With a clear process flow, now is the time to identify the data gaps. Data gaps can mean the absence of the data or the effort to capture or move the data is so high that it results in the failure to have the data consistently. When you think of data gaps, a few categories are important to consider:

  1. Why does the data gap exist? Is it due to the current tools’ failure to collect or transfer the data?
  2. What is compromised today due to the gap? Is the business abandoning some data in exchange for the most necessary data?
  3. Who does this data gap impact? Are you unable to respond to some candidates? Do recruiters take on manual data entry to bridge the gap? Does this slow your hiring process?

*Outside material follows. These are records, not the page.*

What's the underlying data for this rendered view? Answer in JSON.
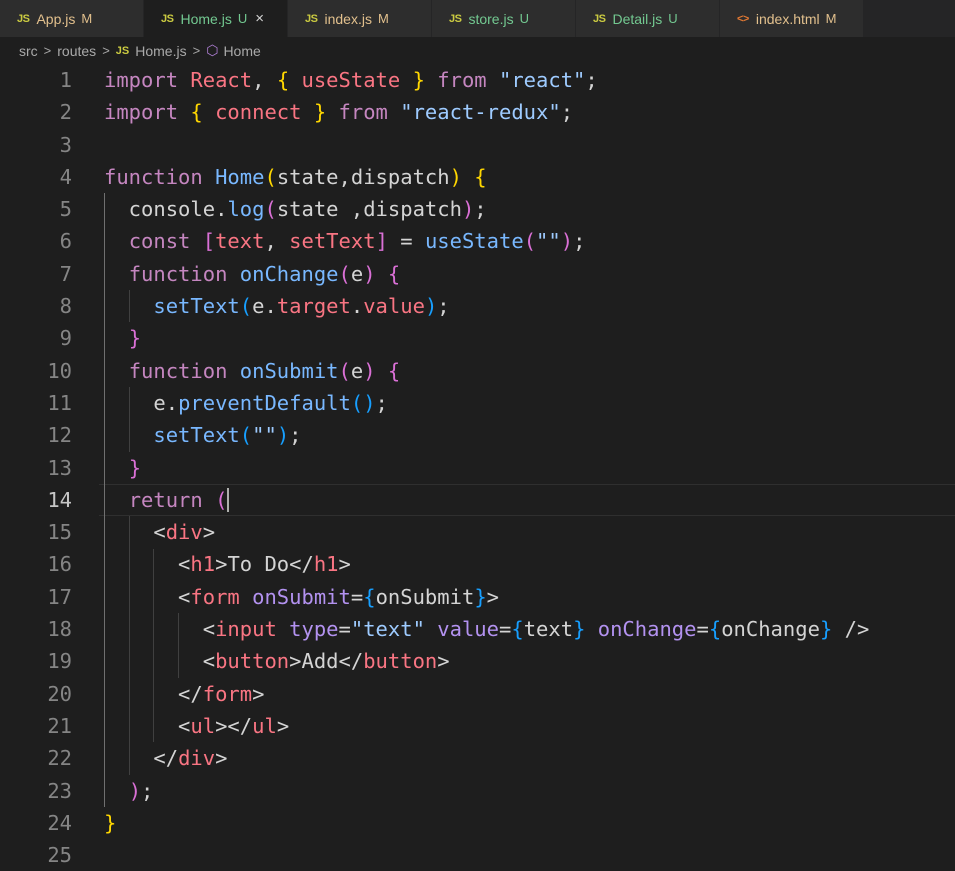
{
  "tabs": [
    {
      "icon": "JS",
      "name": "App.js",
      "status": "M",
      "name_color": "#e2c08d",
      "status_color": "#e2c08d",
      "icon_color": "#cbcb41",
      "active": false
    },
    {
      "icon": "JS",
      "name": "Home.js",
      "status": "U",
      "name_color": "#73c991",
      "status_color": "#73c991",
      "icon_color": "#cbcb41",
      "active": true,
      "close": "×"
    },
    {
      "icon": "JS",
      "name": "index.js",
      "status": "M",
      "name_color": "#e2c08d",
      "status_color": "#e2c08d",
      "icon_color": "#cbcb41",
      "active": false
    },
    {
      "icon": "JS",
      "name": "store.js",
      "status": "U",
      "name_color": "#73c991",
      "status_color": "#73c991",
      "icon_color": "#cbcb41",
      "active": false
    },
    {
      "icon": "JS",
      "name": "Detail.js",
      "status": "U",
      "name_color": "#73c991",
      "status_color": "#73c991",
      "icon_color": "#cbcb41",
      "active": false
    },
    {
      "icon": "<>",
      "name": "index.html",
      "status": "M",
      "name_color": "#e2c08d",
      "status_color": "#e2c08d",
      "icon_color": "#e37933",
      "active": false
    }
  ],
  "breadcrumb": {
    "folder1": "src",
    "folder2": "routes",
    "file_icon": "JS",
    "file": "Home.js",
    "symbol": "Home"
  },
  "current_line": 14,
  "colors": {
    "keyword": "#c586c0",
    "storage": "#569cd6",
    "function": "#dcdcaa",
    "variable": "#9cdcfe",
    "string": "#ce9178",
    "tag": "#569cd6",
    "attr": "#9cdcfe",
    "text": "#d4d4d4",
    "bracket1": "#ffd700",
    "bracket2": "#da70d6",
    "bracket3": "#179fff"
  },
  "lines": [
    {
      "n": "1",
      "t": [
        [
          "import ",
          "#c586c0"
        ],
        [
          "React",
          "#f97583"
        ],
        [
          ", ",
          "#d4d4d4"
        ],
        [
          "{",
          "#ffd700"
        ],
        [
          " ",
          "#d4d4d4"
        ],
        [
          "useState",
          "#f97583"
        ],
        [
          " ",
          "#d4d4d4"
        ],
        [
          "}",
          "#ffd700"
        ],
        [
          " ",
          "#d4d4d4"
        ],
        [
          "from",
          "#c586c0"
        ],
        [
          " ",
          "#d4d4d4"
        ],
        [
          "\"react\"",
          "#9ecbff"
        ],
        [
          ";",
          "#d4d4d4"
        ]
      ]
    },
    {
      "n": "2",
      "t": [
        [
          "import ",
          "#c586c0"
        ],
        [
          "{",
          "#ffd700"
        ],
        [
          " ",
          "#d4d4d4"
        ],
        [
          "connect",
          "#f97583"
        ],
        [
          " ",
          "#d4d4d4"
        ],
        [
          "}",
          "#ffd700"
        ],
        [
          " ",
          "#d4d4d4"
        ],
        [
          "from",
          "#c586c0"
        ],
        [
          " ",
          "#d4d4d4"
        ],
        [
          "\"react-redux\"",
          "#9ecbff"
        ],
        [
          ";",
          "#d4d4d4"
        ]
      ]
    },
    {
      "n": "3",
      "t": []
    },
    {
      "n": "4",
      "t": [
        [
          "function ",
          "#c586c0"
        ],
        [
          "Home",
          "#79b8ff"
        ],
        [
          "(",
          "#ffd700"
        ],
        [
          "state,dispatch",
          "#d4d4d4"
        ],
        [
          ")",
          "#ffd700"
        ],
        [
          " ",
          "#d4d4d4"
        ],
        [
          "{",
          "#ffd700"
        ]
      ]
    },
    {
      "n": "5",
      "t": [
        [
          "  console",
          "#d4d4d4"
        ],
        [
          ".",
          "#d4d4d4"
        ],
        [
          "log",
          "#79b8ff"
        ],
        [
          "(",
          "#da70d6"
        ],
        [
          "state ,dispatch",
          "#d4d4d4"
        ],
        [
          ")",
          "#da70d6"
        ],
        [
          ";",
          "#d4d4d4"
        ]
      ]
    },
    {
      "n": "6",
      "t": [
        [
          "  ",
          "#d4d4d4"
        ],
        [
          "const ",
          "#c586c0"
        ],
        [
          "[",
          "#da70d6"
        ],
        [
          "text",
          "#f97583"
        ],
        [
          ", ",
          "#d4d4d4"
        ],
        [
          "setText",
          "#f97583"
        ],
        [
          "]",
          "#da70d6"
        ],
        [
          " = ",
          "#d4d4d4"
        ],
        [
          "useState",
          "#79b8ff"
        ],
        [
          "(",
          "#da70d6"
        ],
        [
          "\"\"",
          "#9ecbff"
        ],
        [
          ")",
          "#da70d6"
        ],
        [
          ";",
          "#d4d4d4"
        ]
      ]
    },
    {
      "n": "7",
      "t": [
        [
          "  ",
          "#d4d4d4"
        ],
        [
          "function ",
          "#c586c0"
        ],
        [
          "onChange",
          "#79b8ff"
        ],
        [
          "(",
          "#da70d6"
        ],
        [
          "e",
          "#d4d4d4"
        ],
        [
          ")",
          "#da70d6"
        ],
        [
          " ",
          "#d4d4d4"
        ],
        [
          "{",
          "#da70d6"
        ]
      ]
    },
    {
      "n": "8",
      "t": [
        [
          "    ",
          "#d4d4d4"
        ],
        [
          "setText",
          "#79b8ff"
        ],
        [
          "(",
          "#179fff"
        ],
        [
          "e",
          "#d4d4d4"
        ],
        [
          ".",
          "#d4d4d4"
        ],
        [
          "target",
          "#f97583"
        ],
        [
          ".",
          "#d4d4d4"
        ],
        [
          "value",
          "#f97583"
        ],
        [
          ")",
          "#179fff"
        ],
        [
          ";",
          "#d4d4d4"
        ]
      ]
    },
    {
      "n": "9",
      "t": [
        [
          "  ",
          "#d4d4d4"
        ],
        [
          "}",
          "#da70d6"
        ]
      ]
    },
    {
      "n": "10",
      "t": [
        [
          "  ",
          "#d4d4d4"
        ],
        [
          "function ",
          "#c586c0"
        ],
        [
          "onSubmit",
          "#79b8ff"
        ],
        [
          "(",
          "#da70d6"
        ],
        [
          "e",
          "#d4d4d4"
        ],
        [
          ")",
          "#da70d6"
        ],
        [
          " ",
          "#d4d4d4"
        ],
        [
          "{",
          "#da70d6"
        ]
      ]
    },
    {
      "n": "11",
      "t": [
        [
          "    e",
          "#d4d4d4"
        ],
        [
          ".",
          "#d4d4d4"
        ],
        [
          "preventDefault",
          "#79b8ff"
        ],
        [
          "()",
          "#179fff"
        ],
        [
          ";",
          "#d4d4d4"
        ]
      ]
    },
    {
      "n": "12",
      "t": [
        [
          "    ",
          "#d4d4d4"
        ],
        [
          "setText",
          "#79b8ff"
        ],
        [
          "(",
          "#179fff"
        ],
        [
          "\"\"",
          "#9ecbff"
        ],
        [
          ")",
          "#179fff"
        ],
        [
          ";",
          "#d4d4d4"
        ]
      ]
    },
    {
      "n": "13",
      "t": [
        [
          "  ",
          "#d4d4d4"
        ],
        [
          "}",
          "#da70d6"
        ]
      ]
    },
    {
      "n": "14",
      "t": [
        [
          "  ",
          "#d4d4d4"
        ],
        [
          "return ",
          "#c586c0"
        ],
        [
          "(",
          "#da70d6"
        ]
      ]
    },
    {
      "n": "15",
      "t": [
        [
          "    <",
          "#d4d4d4"
        ],
        [
          "div",
          "#f97583"
        ],
        [
          ">",
          "#d4d4d4"
        ]
      ]
    },
    {
      "n": "16",
      "t": [
        [
          "      <",
          "#d4d4d4"
        ],
        [
          "h1",
          "#f97583"
        ],
        [
          ">",
          "#d4d4d4"
        ],
        [
          "To Do",
          "#d4d4d4"
        ],
        [
          "</",
          "#d4d4d4"
        ],
        [
          "h1",
          "#f97583"
        ],
        [
          ">",
          "#d4d4d4"
        ]
      ]
    },
    {
      "n": "17",
      "t": [
        [
          "      <",
          "#d4d4d4"
        ],
        [
          "form ",
          "#f97583"
        ],
        [
          "onSubmit",
          "#b392f0"
        ],
        [
          "=",
          "#d4d4d4"
        ],
        [
          "{",
          "#179fff"
        ],
        [
          "onSubmit",
          "#d4d4d4"
        ],
        [
          "}",
          "#179fff"
        ],
        [
          ">",
          "#d4d4d4"
        ]
      ]
    },
    {
      "n": "18",
      "t": [
        [
          "        <",
          "#d4d4d4"
        ],
        [
          "input ",
          "#f97583"
        ],
        [
          "type",
          "#b392f0"
        ],
        [
          "=",
          "#d4d4d4"
        ],
        [
          "\"text\"",
          "#9ecbff"
        ],
        [
          " ",
          "#d4d4d4"
        ],
        [
          "value",
          "#b392f0"
        ],
        [
          "=",
          "#d4d4d4"
        ],
        [
          "{",
          "#179fff"
        ],
        [
          "text",
          "#d4d4d4"
        ],
        [
          "}",
          "#179fff"
        ],
        [
          " ",
          "#d4d4d4"
        ],
        [
          "onChange",
          "#b392f0"
        ],
        [
          "=",
          "#d4d4d4"
        ],
        [
          "{",
          "#179fff"
        ],
        [
          "onChange",
          "#d4d4d4"
        ],
        [
          "}",
          "#179fff"
        ],
        [
          " />",
          "#d4d4d4"
        ]
      ]
    },
    {
      "n": "19",
      "t": [
        [
          "        <",
          "#d4d4d4"
        ],
        [
          "button",
          "#f97583"
        ],
        [
          ">",
          "#d4d4d4"
        ],
        [
          "Add",
          "#d4d4d4"
        ],
        [
          "</",
          "#d4d4d4"
        ],
        [
          "button",
          "#f97583"
        ],
        [
          ">",
          "#d4d4d4"
        ]
      ]
    },
    {
      "n": "20",
      "t": [
        [
          "      </",
          "#d4d4d4"
        ],
        [
          "form",
          "#f97583"
        ],
        [
          ">",
          "#d4d4d4"
        ]
      ]
    },
    {
      "n": "21",
      "t": [
        [
          "      <",
          "#d4d4d4"
        ],
        [
          "ul",
          "#f97583"
        ],
        [
          "></",
          "#d4d4d4"
        ],
        [
          "ul",
          "#f97583"
        ],
        [
          ">",
          "#d4d4d4"
        ]
      ]
    },
    {
      "n": "22",
      "t": [
        [
          "    </",
          "#d4d4d4"
        ],
        [
          "div",
          "#f97583"
        ],
        [
          ">",
          "#d4d4d4"
        ]
      ]
    },
    {
      "n": "23",
      "t": [
        [
          "  ",
          "#d4d4d4"
        ],
        [
          ")",
          "#da70d6"
        ],
        [
          ";",
          "#d4d4d4"
        ]
      ]
    },
    {
      "n": "24",
      "t": [
        [
          "}",
          "#ffd700"
        ]
      ]
    },
    {
      "n": "25",
      "t": []
    }
  ]
}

The most common data gaps occur because the entire tech stack doesn’t work together. Instead, the technology integrates a least common denominator model, forcing recruiting teams to accept less data or fill it in through heavy lifting and manual processes.

 

Unfortunately, the alternative is often just as bad—force all the data to be complete upfront.  Putting that as part of your recruiting process inevitably means fewer candidates, poorer quality candidates, slower hires, and more work in other ways.

When you add new tools, ensure your process vets those tools to ensure they add to your holistic data approach. Too often, it’s easy to get excited about what a tool could do in a perfect environment rather than what it will do in your environment.  Ensure new recruiting tools are additive holistically, making your data better, your process better, and your overall outcomes better.  A few additional hires at the expense of your entire recruiting operations is never a win.